What can explain the differences between the LRH that Jon Atack portrays in this period, 1949-1966, and the LRH that I knew from mid-1964? I don't have any authoritative answers, but can hazard amongst some or all of these:
By 1964, his experiences had matured him; his marriage and family had settled him greatly. The sessions he had received, whether for research purposes or for personal enhancement, had helped him. His increasing understanding of the human mind and of the spirit helped him. He was under much less threat as leader. The organizations under him were relatively docile. Nobody within was questioning his PR about himself. He had learned to manage money very carefully and had confidence in his ability to make capital and income happen. He had achieved steady organizational growth over several years. He was on and completing a research path that satisfied him. He was not pushing himself into the public view and therefore was not under his own pressure to impress the public. I was experiencing personally a man I was not looking to hate, lessen, or destroy.
Setbacks
In 1966, several shocking developments hit Hubbard. A Parliamentary Enquiry was called for in London. He was told to leave Rhodesia. He was then told to leave Great Britain, his and his family's home for several years. I believe that these events re-triggered his paranoia or a similar psychic condition. Although his is the primary responsibility for being so triggered, it is also true that the organization around him failed to perceive and cater to his needs following these shocks, and we should have. It was not until many years later that he would trust an auditor to give him regular sessions (the second and last of whom was David Mayo). And when, a little before David Mayo started auditing him, a group of highly-qualified auditors on the ship attempted to organize an auditing program to remedy the years and years of early sessions (which may not have been badly done, but which very likely contained some errors serious enough to be giving him continuous trouble), LRH stopped the attempt. These people were all seeking to apply his own standard technology to himself, for his benefit. It was too little, too late.
He found some tools with which people could help themselves and each other. He created an organization to serve that purpose which could have helped him. But he created it in such a way that he could hold it always at arm's length and strictly control how it related to him. He created it to agree with him, even with - and carefully with - his own aberration.

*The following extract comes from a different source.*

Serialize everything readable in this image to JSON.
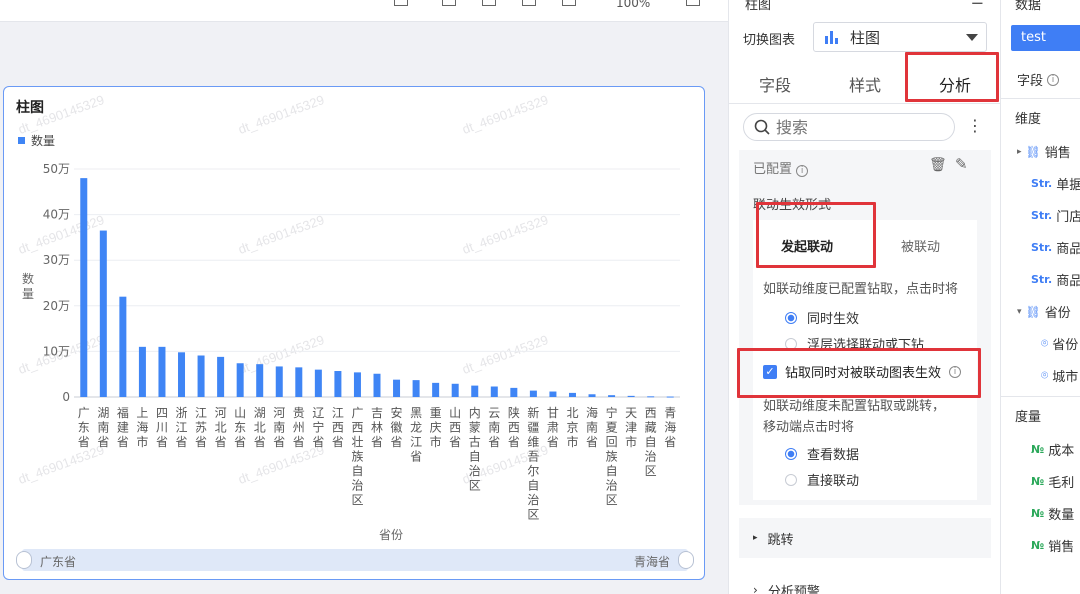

But we who followed him and complied with him as best we could, we also were coming along our own paths. We were becoming more aware, more able, more responsible. He could not let us take any control out of his hands. Control, in his aging hands, turned into perversion of purpose. Then, many of us did what was the last thing we would have thought of, years before:
We walked away.
We can be sad about him, we can be angry about him, we can be neutral about him, but we will never forget him.